ロングCOVIDの予防におけるワクチンの有効性を評価する研究は、ごく最近になって登場したばかりです。ある最近の研究では、ファイザー/ビオンテック製ワクチンを2回接種した医療従事者におけるCOVID-19の経過を分析しました。その結果、「ブレイクスルー」感染を起こした人の19%が、6週間後も症状が持続していることが分かりました。

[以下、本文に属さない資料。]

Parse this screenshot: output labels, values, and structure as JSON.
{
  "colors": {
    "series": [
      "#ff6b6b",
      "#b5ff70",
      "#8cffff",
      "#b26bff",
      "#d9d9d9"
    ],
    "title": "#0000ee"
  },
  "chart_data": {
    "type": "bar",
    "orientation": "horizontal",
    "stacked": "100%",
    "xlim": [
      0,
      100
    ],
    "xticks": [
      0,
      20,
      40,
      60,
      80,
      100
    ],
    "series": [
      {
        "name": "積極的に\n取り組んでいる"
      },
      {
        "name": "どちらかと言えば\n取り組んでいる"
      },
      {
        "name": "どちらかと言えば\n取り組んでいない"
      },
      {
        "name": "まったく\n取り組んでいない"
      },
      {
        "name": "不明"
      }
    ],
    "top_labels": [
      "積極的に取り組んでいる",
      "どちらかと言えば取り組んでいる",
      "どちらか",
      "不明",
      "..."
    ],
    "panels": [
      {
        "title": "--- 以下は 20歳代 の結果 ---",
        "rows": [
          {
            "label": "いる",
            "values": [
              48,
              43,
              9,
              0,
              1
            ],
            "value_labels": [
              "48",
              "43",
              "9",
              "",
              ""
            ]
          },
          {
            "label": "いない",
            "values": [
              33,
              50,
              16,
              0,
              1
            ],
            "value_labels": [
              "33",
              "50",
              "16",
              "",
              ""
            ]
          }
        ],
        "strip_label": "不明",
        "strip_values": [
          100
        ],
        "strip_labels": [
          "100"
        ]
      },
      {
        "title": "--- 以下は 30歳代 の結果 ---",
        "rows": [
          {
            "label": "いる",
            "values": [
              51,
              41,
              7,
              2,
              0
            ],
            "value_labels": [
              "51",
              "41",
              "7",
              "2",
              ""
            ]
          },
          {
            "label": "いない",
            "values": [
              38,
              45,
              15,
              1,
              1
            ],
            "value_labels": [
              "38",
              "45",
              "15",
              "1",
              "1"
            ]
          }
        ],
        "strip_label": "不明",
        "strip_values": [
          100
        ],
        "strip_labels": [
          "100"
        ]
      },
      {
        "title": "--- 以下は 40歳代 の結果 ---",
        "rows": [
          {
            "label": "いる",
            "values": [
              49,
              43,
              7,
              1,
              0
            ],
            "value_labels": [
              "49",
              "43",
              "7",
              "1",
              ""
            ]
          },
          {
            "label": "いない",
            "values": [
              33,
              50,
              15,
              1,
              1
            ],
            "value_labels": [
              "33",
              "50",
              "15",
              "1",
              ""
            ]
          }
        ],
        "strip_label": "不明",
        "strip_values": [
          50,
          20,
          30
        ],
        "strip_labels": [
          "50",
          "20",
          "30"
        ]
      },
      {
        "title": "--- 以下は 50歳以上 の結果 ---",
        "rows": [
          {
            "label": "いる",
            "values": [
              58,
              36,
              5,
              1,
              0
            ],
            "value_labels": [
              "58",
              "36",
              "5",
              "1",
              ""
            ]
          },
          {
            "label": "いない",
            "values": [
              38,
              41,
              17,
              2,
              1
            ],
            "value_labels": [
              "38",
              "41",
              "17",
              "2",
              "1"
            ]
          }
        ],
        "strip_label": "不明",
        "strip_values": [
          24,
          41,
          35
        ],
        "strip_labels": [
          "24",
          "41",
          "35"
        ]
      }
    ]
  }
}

新たな研究を裏付け、治療法の選択肢を探るためには、より大規模な研究が必要である。
この研究は火曜日にCell誌に掲載され、スウェーデン医療センター、フレッド・ハッチンソンがん研究センター、ワシントン大学などの研究機関の研究者が参加しました。シアトルのバイオテクノロジー企業アダプティブ・バイオテクノロジーズの研究者も研究に参加しました。
シアトルの研究者による最近の研究では、ワクチンへの反応やウイルスが免疫を回避する仕組みといった疑問が調査されています。以下に、それらの研究の一部をご紹介します。
- ワシントン大学のデイビッド・ヴィースラー研究室の研究者たちは、最近特に多忙を極めている。サイエンス誌上で、ヴィースラーらはデルタ型とカッパ型の変異体が抗体による認識を回避するためにどのように進化してきたかを調査した。
- ヴィースラー氏らは、オミクロンがどのようにしてヒト抗体を回避し、ヒト体内の標的に強固に結合するのかを解析した。この研究成果は今週、サイエンス誌に掲載された。
- ヴィースラー研究室はまた、COVID-19を引き起こすさまざまなコロナウイルスやその他のコロナウイルスを阻止できる治療法として開発される可能性のあるヒト抗体を特定するプロジェクトも主導した。
- ワシントン大学の研究者らは最近、オミクロン株やその他の変異株によるブレイクスルー感染症患者における抗体反応についても調査しました。彼らはCell誌に掲載された論文で、ワクチン接種後、感染後、あるいはその両方における反応を検討しました。
- フレッド・ハッチでは、ルー・ピン・ジャオ氏が率いる研究者らがパンデミックの初期からCOVID-19ウイルスの変異を特定し、それが重症化の可能性を高めたと考えられることを明らかにした。
- ジェームズ・ヒース氏とその同僚らは最近、COVID-19感染により妊婦の早産、低出生体重、死産のリスクが高まることも示した。